On that hot, humid summer day, Estelle called me next door to meet her baby sister. We were both shy, but happy to meet each other. We talked pre-teen stuff, and I think I showed her my grass doll.
(Back then my friends and I made grass dolls by pulling up thick weeds that had long roots. We stuffed the grass part down into a soda bottle, leaving the roots to hang outside the bottle. The roots were used for the doll’s hair. My friends and I spent countless hours washing the roots till they were pliable and then styling or curling the wet “hair” with a pencil.)
Fall and the opening of school seemed to come early that year, and Delores, who lived in Overtown, entered Dunbar Elementary, while I settled in at Liberty City Elementary. We would not meet again until we were in the seventh grade at Booker T. Washington Junior/Senior High School in Overtown. I had begged my mom to let me attend Booker T. (as we sometimes called the school), although Dorsey Junior Senior High School was within walking distance from where we lived.
I remember that first day in the seventh grade in Mrs. Helen Culmer’s homeroom. We were a bunch of giggling seventh-graders. Another classmate from Liberty City Elementary, Ivis Mickell (Richardson), had also joined me at Booker T. It felt so good to see familiar faces. A lot of friendships were formed on that first day at Booker T.,friendships that would last a lifetime.
Delores and I had that kind of friendship. We grew up and old together. We shared our teenage secrets and heartbreaks and had planned to go to college together. Later, I would introduce her to her first husband, the late James Sands. Their union produced three beautiful children.
I loved Delores’ family. Her parents were like surrogate parents to me. Because I was brought up by a single mom, I was especially fond of her dad, who was a role model for his own sons on how to be loving husbands and fathers. To know Mr. Collie, was to love him. And I often told Delores how blessed she was to have a dad like him. She would smile and say, “I know.”
Delores attended Knoxville College in Tennessee and later enrolled at the University of Miami, where she earned a bachelor’s degree in education. She began her teaching career as a kindergarten teacher at James E. Scott Community Center in the Liberty Square Housing Project. Later, she became a teacher in the Miami Dade County Public School System, where she taught for 31 years, ending her career at Arcola Lake Elementary School.

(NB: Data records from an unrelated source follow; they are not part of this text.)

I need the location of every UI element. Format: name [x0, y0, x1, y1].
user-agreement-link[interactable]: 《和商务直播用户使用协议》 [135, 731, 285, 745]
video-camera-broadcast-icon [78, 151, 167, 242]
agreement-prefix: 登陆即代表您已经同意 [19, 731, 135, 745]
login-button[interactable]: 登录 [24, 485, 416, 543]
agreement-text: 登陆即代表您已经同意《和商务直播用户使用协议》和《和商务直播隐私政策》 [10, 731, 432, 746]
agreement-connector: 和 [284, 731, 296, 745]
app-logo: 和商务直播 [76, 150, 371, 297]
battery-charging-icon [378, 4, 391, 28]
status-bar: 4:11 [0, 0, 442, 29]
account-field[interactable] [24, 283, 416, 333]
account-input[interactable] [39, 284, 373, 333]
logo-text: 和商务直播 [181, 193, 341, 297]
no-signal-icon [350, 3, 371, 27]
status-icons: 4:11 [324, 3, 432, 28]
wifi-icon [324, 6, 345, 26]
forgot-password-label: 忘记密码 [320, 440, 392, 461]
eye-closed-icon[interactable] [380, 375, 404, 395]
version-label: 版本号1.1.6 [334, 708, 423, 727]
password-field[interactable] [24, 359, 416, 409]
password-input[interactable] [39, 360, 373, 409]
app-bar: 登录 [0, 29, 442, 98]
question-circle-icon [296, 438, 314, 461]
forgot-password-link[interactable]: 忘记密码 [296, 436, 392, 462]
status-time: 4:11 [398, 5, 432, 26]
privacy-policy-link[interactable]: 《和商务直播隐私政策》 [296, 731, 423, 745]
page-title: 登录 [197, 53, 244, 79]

The years passed too swiftly. But we never lost contact with each other. We watched our children grow up and cheered each other on when life got in the way of living. When we didn’t see each other, we visited on the telephone, catching up by often talking for hours, bringing each other up to date about our children and, later our grandchildren and great-grandchildren.
We comforted each other as our parents made their transition from earth to eternity. She grieved with me when my husband died. And I hurt for her when her marriage to James ended in divorce. Years later, I shared in her happiness when she found love again with Hubert Lockett, who preceded her in death.

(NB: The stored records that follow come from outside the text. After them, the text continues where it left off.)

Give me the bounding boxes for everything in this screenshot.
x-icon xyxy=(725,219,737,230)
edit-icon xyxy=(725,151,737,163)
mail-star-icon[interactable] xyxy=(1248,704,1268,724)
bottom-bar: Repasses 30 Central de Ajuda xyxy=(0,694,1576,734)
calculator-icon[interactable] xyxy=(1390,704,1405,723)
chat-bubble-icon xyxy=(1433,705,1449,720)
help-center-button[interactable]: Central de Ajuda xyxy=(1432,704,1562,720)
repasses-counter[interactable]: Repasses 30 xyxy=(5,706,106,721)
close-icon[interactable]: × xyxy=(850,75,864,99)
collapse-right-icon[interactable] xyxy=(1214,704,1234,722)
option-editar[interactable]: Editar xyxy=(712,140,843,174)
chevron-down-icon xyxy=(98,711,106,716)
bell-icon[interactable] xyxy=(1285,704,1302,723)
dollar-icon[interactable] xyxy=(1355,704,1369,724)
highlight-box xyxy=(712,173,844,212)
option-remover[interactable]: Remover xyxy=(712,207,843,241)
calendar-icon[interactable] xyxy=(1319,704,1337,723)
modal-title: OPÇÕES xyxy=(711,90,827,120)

In her later years, Delores lost her eyesight. It never stopped her. She was active in her church, and enjoyed traveling to the Bahamas, Canada, and Europe. She was a member of the Alpha Kappa Alpha Sorority and always enjoyed attending the annual meetings around the country. She loved her family and the Booker T. Washington High School Alumni Association and was a faithful member.

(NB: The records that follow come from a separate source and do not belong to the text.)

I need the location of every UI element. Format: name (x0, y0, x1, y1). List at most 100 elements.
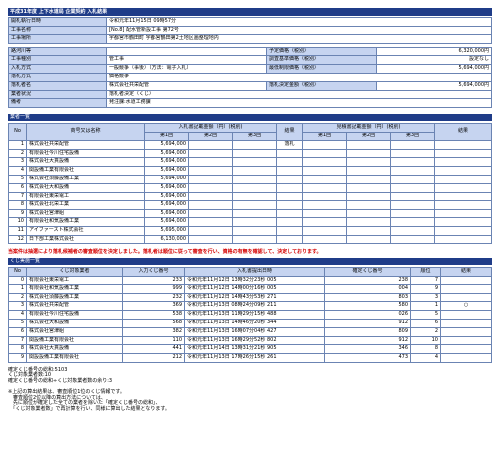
bidder-name: アイファースト株式会社 (26, 226, 145, 236)
bid-round1: 5,694,000 (144, 174, 189, 185)
lottery-confirm: 346 (324, 344, 411, 354)
lottery-time: 令和元年11月13日 16時29分52秒 802 (184, 335, 325, 346)
info-value: 設定なし (376, 55, 492, 65)
lottery-result (440, 344, 492, 354)
survey-round3 (390, 226, 435, 236)
lottery-result (440, 309, 492, 320)
bid-round1: 5,694,000 (144, 148, 189, 159)
bidder-name: 株式会社大貫設備 (26, 157, 145, 167)
lottery-time: 令和元年11月12日 14時00分16秒 005 (184, 284, 325, 294)
bidder-no: 9 (8, 208, 27, 219)
lottery-rank: 4 (410, 352, 441, 363)
bid-round2 (188, 157, 233, 167)
lottery-entry: 538 (122, 309, 185, 320)
bidder-name: 株式会社共栄配管 (26, 140, 145, 150)
table-row: 12 日下部工業株式会社 6,130,000 (8, 234, 492, 245)
table-row: 5 株式会社須藤設備工業 5,694,000 (8, 174, 492, 185)
info-label: 備考 (8, 98, 107, 108)
bidders-section-title: 業者一覧 (8, 113, 492, 121)
lot-col-result: 結果 (440, 267, 492, 277)
survey-round3 (390, 157, 435, 167)
info-table-main: 路河川等 予定価格（税別） 6,320,000円 工事種別 管工事 調査基準価格（税別）設… (8, 46, 492, 108)
bid-round1: 5,694,000 (144, 183, 189, 193)
info-row: 路河川等 予定価格（税別） 6,320,000円 (8, 46, 492, 57)
survey-round3 (390, 165, 435, 176)
info-value: 宇都宮市鶴田町 宇都宮鶴田第2土地区画整理地内 (106, 34, 492, 44)
info-label: 落札者名 (8, 81, 107, 91)
table-row: 6 株式会社宮津組 382 令和元年11月13日 16時07分04秒 427 809 2 (8, 327, 492, 337)
survey-round1 (302, 191, 347, 202)
info-value (106, 46, 267, 57)
table-row: 10 有限会社和気設備工業 5,694,000 (8, 217, 492, 228)
lottery-rank: 2 (410, 327, 441, 337)
table-row: 6 株式会社大和設備 5,694,000 (8, 183, 492, 193)
bidder-name: 有限会社和気設備工業 (26, 217, 145, 228)
survey-round1 (302, 183, 347, 193)
survey-round1 (302, 234, 347, 245)
table-row: 8 株式会社大貫設備 441 令和元年11月14日 13時31分21秒 905 346 8 (8, 344, 492, 354)
survey-round3 (390, 217, 435, 228)
survey-round1 (302, 157, 347, 167)
lottery-result (440, 318, 492, 329)
survey-round2 (346, 183, 391, 193)
table-row: 2 株式会社須藤設備工業 232 令和元年11月12日 14時43分53秒 271 80… (8, 292, 492, 303)
page-title: 平成31年度 上下水道局 企業契約 入札結果 (8, 8, 492, 16)
table-row: 4 有限会社今川住宅設備 538 令和元年11月13日 11時29分15秒 488 02… (8, 309, 492, 320)
info-value: 一般競争（事後）（方法：電子入札） (106, 63, 267, 74)
bid-round3 (232, 217, 277, 228)
table-row: 9 関設設備工業有限会社 212 令和元年11月13日 17時26分15秒 261 47… (8, 352, 492, 363)
survey-result (434, 140, 492, 150)
info-label: 落札方式 (8, 72, 107, 83)
bid-round3 (232, 148, 277, 159)
lot-col-entry: 入力くじ番号 (122, 267, 185, 277)
bid-round2 (188, 191, 233, 202)
col-survey-group: 見積書記載金額（円）(税別) (302, 122, 435, 133)
info-label: 開札執行日時 (8, 17, 107, 27)
bidder-no: 3 (8, 157, 27, 167)
lottery-no: 9 (8, 352, 27, 363)
col-s3: 第3回 (390, 131, 435, 142)
lottery-no: 6 (8, 327, 27, 337)
survey-result (434, 200, 492, 210)
bidder-no: 7 (8, 191, 27, 202)
lottery-name: 有限会社今川住宅設備 (26, 309, 123, 320)
lottery-rank: 1 (410, 301, 441, 311)
bid-result (276, 217, 303, 228)
bid-round2 (188, 148, 233, 159)
lot-col-no: No (8, 267, 27, 277)
info-table-top: 開札執行日時 令和元年11月15日 09時57分 工事名称 [No.8] 配水管新設工… (8, 17, 492, 44)
survey-round3 (390, 174, 435, 185)
info-value: 株式会社共栄配管 (106, 81, 267, 91)
survey-round1 (302, 226, 347, 236)
bid-round1: 5,694,000 (144, 157, 189, 167)
lottery-confirm: 803 (324, 292, 411, 303)
bid-round1: 6,130,000 (144, 234, 189, 245)
table-row: 4 関設備工業有限会社 5,694,000 (8, 165, 492, 176)
lottery-name: 関設備工業有限会社 (26, 335, 123, 346)
lottery-entry: 233 (122, 275, 185, 286)
survey-round2 (346, 165, 391, 176)
survey-round3 (390, 234, 435, 245)
lottery-result (440, 335, 492, 346)
lottery-name: 株式会社大和設備 (26, 318, 123, 329)
lottery-summary: 確定くじ番号の総和:5103 くじ対象業者数:10 確定くじ番号の総和÷くじ対象業者… (8, 367, 492, 385)
survey-result (434, 234, 492, 245)
bidder-no: 6 (8, 183, 27, 193)
lottery-rank: 8 (410, 344, 441, 354)
survey-result (434, 174, 492, 185)
bid-round1: 5,694,000 (144, 208, 189, 219)
lottery-no: 0 (8, 275, 27, 286)
bidder-no: 5 (8, 174, 27, 185)
table-row: 8 株式会社北栄工業 5,694,000 (8, 200, 492, 210)
bidder-no: 2 (8, 148, 27, 159)
lottery-result (440, 284, 492, 294)
bid-round3 (232, 165, 277, 176)
survey-round2 (346, 191, 391, 202)
lottery-entry: 999 (122, 284, 185, 294)
lottery-no: 2 (8, 292, 27, 303)
survey-round2 (346, 226, 391, 236)
lottery-name: 有限会社和気設備工業 (26, 284, 123, 294)
bid-round3 (232, 200, 277, 210)
lottery-time: 令和元年11月12日 13時32分23秒 005 (184, 275, 325, 286)
lottery-time: 令和元年11月14日 13時31分21秒 905 (184, 344, 325, 354)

She is preceded in death by her siblings Estelle Collie Scavella, James Collie and Albertha Collie Palacious.
In addition to her children, Martin Sands, Stuart Sands, and Karen Sands Wilkinson and adopted son Nigel Brown, Delores is survived by brother Kelsey Collie of Washington D. C., and Sister Constance Collie Blackman, 11 grandchildren, 15 great-grandchildren, and many other relatives and friends.
Funeral services were held Saturday (March 4) at her beloved Church of the incarnation at 1835 NW 54th St. in Liberty City.